New echocardiographic techniques have been developed in the last decade to increase the prognostic accuracy of identifying acute TO. Eek et al,17 in a clinical trial, evaluated the ability of cardiac strain assessment by echocardiography to predict the presence of TO in patients with NSTE‐ACS. The authors demonstrated that the presence of four or more dysfunctional areas with a value of strain >14% was an independent predictor of TO in patients with NSTEMI, with a sensitivity of 85% and specificity of 70%. Additionally, the authors reported that the value of fourth generation cTnT was significantly higher in patients with TO (0.33 mg/L), which was able to identify these patients with a sensitivity of 77% and specificity of 78%. In our study, the echocardiographic evaluation was performed between 1 and 3 days after admission, therefore it would not be useful for early prediction of acute occlusions.

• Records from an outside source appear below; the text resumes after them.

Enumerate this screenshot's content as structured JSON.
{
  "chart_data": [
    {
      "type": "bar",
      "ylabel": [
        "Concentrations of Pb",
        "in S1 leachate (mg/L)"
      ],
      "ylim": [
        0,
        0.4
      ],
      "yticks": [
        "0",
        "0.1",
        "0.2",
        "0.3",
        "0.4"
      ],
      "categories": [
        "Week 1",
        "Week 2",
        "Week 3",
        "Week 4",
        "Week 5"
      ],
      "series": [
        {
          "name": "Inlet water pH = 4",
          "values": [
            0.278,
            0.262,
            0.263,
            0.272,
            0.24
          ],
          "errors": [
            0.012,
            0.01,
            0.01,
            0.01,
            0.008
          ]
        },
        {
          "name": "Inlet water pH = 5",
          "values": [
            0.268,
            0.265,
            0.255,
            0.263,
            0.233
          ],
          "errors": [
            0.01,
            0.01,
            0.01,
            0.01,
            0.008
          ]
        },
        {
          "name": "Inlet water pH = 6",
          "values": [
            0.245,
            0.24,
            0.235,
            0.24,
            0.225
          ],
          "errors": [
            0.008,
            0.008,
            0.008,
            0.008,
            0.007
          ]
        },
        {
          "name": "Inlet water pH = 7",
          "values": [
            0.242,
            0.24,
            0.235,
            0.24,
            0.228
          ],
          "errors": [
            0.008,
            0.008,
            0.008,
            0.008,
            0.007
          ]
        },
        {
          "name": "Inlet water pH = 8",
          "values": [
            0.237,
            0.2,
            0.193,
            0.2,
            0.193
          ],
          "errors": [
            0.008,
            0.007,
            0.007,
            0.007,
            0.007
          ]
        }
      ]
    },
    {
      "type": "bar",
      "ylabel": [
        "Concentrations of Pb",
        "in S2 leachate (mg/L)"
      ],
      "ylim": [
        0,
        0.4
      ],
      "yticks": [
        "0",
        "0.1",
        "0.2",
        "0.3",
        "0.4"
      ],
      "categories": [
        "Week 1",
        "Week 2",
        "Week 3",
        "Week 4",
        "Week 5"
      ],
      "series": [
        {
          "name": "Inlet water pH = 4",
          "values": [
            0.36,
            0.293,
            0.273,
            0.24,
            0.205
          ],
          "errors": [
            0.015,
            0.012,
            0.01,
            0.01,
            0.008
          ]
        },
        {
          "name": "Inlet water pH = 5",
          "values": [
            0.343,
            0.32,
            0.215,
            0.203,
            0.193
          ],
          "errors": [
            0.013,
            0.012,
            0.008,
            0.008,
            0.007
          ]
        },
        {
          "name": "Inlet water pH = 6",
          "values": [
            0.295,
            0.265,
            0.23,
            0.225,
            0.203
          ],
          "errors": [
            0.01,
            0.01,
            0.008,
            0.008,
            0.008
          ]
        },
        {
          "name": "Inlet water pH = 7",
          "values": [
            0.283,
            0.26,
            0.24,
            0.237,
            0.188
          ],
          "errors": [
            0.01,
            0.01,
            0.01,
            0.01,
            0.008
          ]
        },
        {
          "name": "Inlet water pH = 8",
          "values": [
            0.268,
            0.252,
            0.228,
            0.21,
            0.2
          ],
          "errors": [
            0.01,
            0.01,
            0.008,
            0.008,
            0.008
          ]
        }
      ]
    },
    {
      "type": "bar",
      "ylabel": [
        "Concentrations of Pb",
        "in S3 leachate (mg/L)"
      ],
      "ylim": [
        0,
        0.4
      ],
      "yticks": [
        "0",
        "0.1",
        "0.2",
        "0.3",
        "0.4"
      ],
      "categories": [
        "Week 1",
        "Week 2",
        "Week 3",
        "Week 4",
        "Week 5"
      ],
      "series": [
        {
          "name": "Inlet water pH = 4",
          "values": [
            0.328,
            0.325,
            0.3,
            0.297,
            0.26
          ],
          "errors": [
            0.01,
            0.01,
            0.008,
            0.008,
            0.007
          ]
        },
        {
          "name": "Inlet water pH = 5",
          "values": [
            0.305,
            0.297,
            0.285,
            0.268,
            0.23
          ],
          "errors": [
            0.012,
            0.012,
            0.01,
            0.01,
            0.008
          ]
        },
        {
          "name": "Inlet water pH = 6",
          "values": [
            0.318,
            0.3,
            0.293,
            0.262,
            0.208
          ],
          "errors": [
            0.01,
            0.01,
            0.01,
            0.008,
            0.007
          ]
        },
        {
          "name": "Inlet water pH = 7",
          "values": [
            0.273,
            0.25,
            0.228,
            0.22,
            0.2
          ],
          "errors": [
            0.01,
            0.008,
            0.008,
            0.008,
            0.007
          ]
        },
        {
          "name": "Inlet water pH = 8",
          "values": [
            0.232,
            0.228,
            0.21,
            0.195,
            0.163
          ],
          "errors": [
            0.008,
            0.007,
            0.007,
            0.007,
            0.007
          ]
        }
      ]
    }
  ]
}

It is also worth noting the echocardiographic method cannot identify alterations in segmental and global motility in patients who already present this type of alterations, especially in those with previous infarctions.

LIMITATIONS

This is a single‐center retrospective cohort study, which carries a potential for inherent bias. Although a large tertiary care center, a larger sample size with cross‐center comparisons is needed to further validate the results. Patients with NSTEMI were included based on documented coronary angiography at the indexed visit. It is possible that patients who did not undergo angiography due to a lower risk, presence of comorbidities, or clinical status were underrepresented in this analysis.

CONCLUSION

Hs‐cTnT was found to be a good predictor of acute TO in patients with NSTE‐ACS. A value of 1006 ng/L best predicted the presence of acute TO, with a sensitivity of 86%, and a specificity of 95%.

CONFLICTS OF INTEREST

The authors declare no potential conflict of interests.